Actually, there is no need for any computation in this problem: Clearly $QR \parallel BC$ and a quick angle chase shows that $\angle PRQ=\angle CDQ=\gamma$ as well as $\angle RQP=\angle RPB=\beta$. Hence triangles $PQR$ and $ABC$ are similar with parallel sides, hence the desired point of intersection is just the center of the homothety sending one to the other.

Using Desargues's theorem we know that $AP$, $BQ$ and $CR$ are concurrent if and only if $QR\cap BC$ , $QP\cap AB$ and $PR\cap AC$ are collinear. By angle chasing these points are all on the infinity line so they are collinear.

Valencia_Ann wrote: Using Desargues's theorem we know that $AP$, $BQ$ and $CR$ are concurrent if and only if $QR\cap BC$ , $QP\cap AB$ and $PR\cap AC$ are collinear.

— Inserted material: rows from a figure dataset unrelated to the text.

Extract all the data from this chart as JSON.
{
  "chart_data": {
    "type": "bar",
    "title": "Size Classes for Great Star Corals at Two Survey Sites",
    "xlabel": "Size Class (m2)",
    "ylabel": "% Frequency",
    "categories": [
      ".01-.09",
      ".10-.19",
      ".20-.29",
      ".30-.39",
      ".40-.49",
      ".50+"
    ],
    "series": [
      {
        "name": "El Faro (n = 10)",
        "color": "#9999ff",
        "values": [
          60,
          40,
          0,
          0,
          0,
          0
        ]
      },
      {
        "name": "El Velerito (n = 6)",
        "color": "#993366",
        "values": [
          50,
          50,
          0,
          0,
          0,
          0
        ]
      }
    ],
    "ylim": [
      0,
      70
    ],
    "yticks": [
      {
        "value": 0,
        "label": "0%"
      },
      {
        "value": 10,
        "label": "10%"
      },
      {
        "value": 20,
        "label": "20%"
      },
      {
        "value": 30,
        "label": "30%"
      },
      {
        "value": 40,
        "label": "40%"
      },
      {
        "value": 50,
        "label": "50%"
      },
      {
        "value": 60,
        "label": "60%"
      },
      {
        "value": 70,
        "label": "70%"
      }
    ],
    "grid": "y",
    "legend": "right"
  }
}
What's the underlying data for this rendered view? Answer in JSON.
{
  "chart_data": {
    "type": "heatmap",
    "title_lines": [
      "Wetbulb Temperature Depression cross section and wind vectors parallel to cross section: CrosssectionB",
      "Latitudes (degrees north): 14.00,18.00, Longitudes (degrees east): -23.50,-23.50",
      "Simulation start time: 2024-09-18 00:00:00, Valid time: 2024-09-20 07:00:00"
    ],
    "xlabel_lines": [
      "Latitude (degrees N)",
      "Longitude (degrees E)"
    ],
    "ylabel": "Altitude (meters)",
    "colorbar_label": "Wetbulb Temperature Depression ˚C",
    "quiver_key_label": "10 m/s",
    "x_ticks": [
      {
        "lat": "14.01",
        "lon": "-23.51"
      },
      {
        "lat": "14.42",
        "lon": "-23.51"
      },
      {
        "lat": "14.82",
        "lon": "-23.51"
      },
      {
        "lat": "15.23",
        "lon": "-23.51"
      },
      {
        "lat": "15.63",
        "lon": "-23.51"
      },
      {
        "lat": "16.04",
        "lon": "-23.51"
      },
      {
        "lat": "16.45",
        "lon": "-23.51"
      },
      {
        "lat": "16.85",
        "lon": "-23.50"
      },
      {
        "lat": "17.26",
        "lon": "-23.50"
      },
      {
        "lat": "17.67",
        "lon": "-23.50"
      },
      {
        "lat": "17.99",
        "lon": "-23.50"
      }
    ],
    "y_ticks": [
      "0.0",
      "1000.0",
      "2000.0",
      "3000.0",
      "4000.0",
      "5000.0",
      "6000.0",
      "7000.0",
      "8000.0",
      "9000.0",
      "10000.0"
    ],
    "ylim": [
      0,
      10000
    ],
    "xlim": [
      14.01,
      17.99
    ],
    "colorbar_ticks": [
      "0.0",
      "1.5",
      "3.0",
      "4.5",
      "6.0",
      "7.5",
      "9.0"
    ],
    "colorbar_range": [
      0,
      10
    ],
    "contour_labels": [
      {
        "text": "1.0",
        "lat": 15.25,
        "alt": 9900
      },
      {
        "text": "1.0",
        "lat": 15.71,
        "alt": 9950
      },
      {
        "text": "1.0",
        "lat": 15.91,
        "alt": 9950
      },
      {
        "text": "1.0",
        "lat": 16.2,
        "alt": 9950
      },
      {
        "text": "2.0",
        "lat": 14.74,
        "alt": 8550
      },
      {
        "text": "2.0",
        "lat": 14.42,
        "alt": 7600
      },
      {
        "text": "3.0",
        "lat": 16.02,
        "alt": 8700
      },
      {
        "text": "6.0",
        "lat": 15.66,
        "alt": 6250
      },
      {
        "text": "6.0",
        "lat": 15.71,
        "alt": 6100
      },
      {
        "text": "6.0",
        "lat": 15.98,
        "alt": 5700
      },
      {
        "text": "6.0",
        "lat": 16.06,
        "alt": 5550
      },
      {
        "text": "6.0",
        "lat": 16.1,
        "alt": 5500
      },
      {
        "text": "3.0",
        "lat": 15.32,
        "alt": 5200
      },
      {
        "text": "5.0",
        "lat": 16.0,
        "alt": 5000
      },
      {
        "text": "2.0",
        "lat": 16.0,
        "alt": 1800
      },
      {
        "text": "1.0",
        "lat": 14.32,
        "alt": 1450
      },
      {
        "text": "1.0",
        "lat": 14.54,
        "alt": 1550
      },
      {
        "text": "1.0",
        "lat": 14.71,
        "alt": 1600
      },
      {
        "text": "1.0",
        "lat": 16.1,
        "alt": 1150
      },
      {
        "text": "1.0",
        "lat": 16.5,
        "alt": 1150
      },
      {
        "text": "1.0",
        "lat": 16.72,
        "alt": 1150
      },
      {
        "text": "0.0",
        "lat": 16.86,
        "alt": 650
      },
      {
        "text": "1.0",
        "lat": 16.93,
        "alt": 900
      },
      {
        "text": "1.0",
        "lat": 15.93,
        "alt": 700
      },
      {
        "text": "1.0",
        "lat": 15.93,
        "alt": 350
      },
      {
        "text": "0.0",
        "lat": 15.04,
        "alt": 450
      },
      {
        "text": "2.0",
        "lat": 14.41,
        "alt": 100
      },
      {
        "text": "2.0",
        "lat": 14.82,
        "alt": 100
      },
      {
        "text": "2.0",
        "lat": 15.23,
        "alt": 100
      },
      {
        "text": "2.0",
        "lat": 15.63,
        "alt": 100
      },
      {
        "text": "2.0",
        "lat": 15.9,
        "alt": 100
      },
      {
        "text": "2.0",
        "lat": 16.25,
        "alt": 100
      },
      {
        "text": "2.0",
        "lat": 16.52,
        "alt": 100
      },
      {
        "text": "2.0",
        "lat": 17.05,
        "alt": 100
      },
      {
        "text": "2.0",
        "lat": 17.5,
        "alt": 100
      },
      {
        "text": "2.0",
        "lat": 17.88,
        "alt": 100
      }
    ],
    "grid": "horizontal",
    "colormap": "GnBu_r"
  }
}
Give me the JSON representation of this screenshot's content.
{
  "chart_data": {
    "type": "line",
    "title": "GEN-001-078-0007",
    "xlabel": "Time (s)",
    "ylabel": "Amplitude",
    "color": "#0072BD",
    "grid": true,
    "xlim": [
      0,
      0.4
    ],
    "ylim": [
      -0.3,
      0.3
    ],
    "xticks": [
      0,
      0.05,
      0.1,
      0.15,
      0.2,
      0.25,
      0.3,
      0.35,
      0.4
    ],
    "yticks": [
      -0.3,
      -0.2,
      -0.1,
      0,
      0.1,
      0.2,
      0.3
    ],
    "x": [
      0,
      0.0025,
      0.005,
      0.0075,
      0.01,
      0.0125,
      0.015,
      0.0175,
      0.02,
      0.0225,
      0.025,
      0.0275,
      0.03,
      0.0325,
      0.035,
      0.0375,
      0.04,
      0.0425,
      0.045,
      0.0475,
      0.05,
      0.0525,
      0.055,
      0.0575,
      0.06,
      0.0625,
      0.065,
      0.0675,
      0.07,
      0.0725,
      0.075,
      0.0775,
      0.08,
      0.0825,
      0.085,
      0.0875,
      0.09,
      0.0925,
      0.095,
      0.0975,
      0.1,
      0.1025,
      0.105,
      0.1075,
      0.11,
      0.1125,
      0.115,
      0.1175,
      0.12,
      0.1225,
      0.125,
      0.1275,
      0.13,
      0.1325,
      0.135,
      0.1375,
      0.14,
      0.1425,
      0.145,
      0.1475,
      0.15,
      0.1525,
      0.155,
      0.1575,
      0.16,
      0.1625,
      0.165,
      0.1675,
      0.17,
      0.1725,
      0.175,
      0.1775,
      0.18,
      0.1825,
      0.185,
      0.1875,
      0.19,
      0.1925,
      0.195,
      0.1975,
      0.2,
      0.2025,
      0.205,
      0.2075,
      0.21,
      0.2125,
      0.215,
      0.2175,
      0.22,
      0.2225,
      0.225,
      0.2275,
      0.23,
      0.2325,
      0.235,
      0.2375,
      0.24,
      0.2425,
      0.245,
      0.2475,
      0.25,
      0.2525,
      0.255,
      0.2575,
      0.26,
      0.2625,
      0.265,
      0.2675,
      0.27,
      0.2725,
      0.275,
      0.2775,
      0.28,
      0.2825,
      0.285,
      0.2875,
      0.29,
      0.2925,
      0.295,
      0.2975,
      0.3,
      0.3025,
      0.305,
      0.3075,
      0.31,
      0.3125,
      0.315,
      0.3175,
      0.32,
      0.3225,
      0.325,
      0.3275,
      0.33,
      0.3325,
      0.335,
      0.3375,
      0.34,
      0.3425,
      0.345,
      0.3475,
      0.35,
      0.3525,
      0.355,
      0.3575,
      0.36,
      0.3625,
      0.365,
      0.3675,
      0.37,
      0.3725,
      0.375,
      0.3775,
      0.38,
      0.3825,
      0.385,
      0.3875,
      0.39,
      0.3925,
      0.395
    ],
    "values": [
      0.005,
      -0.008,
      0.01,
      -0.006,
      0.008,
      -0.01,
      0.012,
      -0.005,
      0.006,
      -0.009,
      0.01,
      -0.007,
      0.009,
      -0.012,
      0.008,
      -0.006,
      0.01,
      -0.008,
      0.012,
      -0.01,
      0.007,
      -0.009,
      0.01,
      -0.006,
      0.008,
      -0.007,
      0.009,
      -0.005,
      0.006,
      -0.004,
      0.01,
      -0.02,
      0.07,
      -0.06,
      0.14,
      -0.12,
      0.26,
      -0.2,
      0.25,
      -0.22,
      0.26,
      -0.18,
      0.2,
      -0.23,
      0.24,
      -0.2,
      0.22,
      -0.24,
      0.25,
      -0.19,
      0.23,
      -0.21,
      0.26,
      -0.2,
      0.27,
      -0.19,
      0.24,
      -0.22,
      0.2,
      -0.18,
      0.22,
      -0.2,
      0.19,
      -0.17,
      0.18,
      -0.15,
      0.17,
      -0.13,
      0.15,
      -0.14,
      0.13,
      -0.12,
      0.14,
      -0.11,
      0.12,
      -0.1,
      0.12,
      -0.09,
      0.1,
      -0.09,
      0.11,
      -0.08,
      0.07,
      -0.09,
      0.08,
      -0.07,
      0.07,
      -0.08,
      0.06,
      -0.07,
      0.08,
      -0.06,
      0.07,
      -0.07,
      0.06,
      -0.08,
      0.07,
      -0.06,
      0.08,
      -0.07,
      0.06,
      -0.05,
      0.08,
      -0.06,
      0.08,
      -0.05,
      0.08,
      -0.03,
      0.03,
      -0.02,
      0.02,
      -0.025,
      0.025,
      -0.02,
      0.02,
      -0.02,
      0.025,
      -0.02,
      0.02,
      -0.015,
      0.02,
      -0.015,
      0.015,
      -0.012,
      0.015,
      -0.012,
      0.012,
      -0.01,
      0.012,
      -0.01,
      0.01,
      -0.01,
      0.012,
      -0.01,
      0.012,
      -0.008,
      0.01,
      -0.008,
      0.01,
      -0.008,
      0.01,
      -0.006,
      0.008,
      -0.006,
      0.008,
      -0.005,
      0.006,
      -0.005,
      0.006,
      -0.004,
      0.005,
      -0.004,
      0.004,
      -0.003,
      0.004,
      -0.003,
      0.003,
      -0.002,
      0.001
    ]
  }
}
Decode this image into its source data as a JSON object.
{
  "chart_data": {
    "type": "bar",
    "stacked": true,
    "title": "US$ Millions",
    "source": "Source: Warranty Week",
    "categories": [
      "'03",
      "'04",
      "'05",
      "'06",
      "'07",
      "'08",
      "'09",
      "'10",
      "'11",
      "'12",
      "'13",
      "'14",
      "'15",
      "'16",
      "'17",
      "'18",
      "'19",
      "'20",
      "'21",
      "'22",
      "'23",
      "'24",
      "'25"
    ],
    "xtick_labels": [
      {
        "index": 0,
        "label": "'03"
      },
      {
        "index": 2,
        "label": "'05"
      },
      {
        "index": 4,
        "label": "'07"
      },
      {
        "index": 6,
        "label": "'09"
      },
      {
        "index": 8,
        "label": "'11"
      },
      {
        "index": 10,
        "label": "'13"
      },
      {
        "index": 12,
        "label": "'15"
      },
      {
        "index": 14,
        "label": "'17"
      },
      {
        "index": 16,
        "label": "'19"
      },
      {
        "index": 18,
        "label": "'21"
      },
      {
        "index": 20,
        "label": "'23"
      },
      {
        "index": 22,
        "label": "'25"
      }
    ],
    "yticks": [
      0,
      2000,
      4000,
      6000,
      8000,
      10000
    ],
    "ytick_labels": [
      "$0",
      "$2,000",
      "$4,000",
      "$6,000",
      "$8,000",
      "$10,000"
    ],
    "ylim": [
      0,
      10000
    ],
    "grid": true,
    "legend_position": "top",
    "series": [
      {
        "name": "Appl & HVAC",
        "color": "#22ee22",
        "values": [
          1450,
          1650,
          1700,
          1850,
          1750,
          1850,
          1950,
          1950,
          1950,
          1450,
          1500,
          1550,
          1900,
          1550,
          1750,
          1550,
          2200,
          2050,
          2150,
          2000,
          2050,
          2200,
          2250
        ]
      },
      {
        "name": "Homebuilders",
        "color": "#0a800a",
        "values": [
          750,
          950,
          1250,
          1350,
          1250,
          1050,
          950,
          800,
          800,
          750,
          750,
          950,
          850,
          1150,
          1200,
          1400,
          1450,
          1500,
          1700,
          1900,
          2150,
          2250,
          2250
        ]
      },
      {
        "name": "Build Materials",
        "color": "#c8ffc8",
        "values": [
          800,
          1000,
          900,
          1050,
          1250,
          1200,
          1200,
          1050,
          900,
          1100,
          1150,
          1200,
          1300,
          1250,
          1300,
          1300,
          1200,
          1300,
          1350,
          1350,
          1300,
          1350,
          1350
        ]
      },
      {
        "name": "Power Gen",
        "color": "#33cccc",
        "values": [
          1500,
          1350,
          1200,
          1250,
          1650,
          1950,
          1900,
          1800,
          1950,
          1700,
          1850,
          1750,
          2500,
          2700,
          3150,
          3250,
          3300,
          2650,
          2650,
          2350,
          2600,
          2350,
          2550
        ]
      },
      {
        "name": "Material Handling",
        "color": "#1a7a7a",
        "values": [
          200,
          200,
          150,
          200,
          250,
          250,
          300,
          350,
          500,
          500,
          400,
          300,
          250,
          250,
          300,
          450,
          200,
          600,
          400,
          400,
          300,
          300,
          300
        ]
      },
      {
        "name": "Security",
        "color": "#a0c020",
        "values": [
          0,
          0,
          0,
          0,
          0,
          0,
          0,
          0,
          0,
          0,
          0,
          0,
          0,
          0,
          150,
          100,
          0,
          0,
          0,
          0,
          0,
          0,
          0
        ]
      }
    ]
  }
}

By angle chasing these points are all on the infinity line so they are collinear. Cheers $;)$

In general, it is true that for a triangle $ABC$ and point $D$, if $P,Q,R$ are the centroids of triangles $BCD,CDA,ADB$ respectively, then $\triangle PQR$ is homothetic to $\triangle ABC$. This follows since $Q-R=\tfrac{A+D+C}{3}-\tfrac{A+D+B}{3}=\tfrac{C-B}{3}$, hence $\overline{QR} \parallel \overline{BC}$, and similarly the other pairs of sides are parallel. We apply this to the given problem. Set $\overline{BC}$ as the $x$-axis. Since $Q=\tfrac{A+C+D}{3}$ and $R=\tfrac{A+B+D}{3}$, $\overline{QR} \parallel \overline{BC}$, hence the center of $(PQRD)$ has $x$-coordinate equal to that of $\tfrac{A+D+\tfrac{B+C}{2}}{3}=\tfrac{2D+\tfrac{B+C}{2}}{3}$. Thus $P$ has $x$-coordinate equal to that of $\tfrac{D+B+C}{3}$, and since its $y$-coordinate is zero it equals $\tfrac{B+C+D}{3}$, so $P$ is the centroid of degenerate triangle $BCD$. $\blacksquare$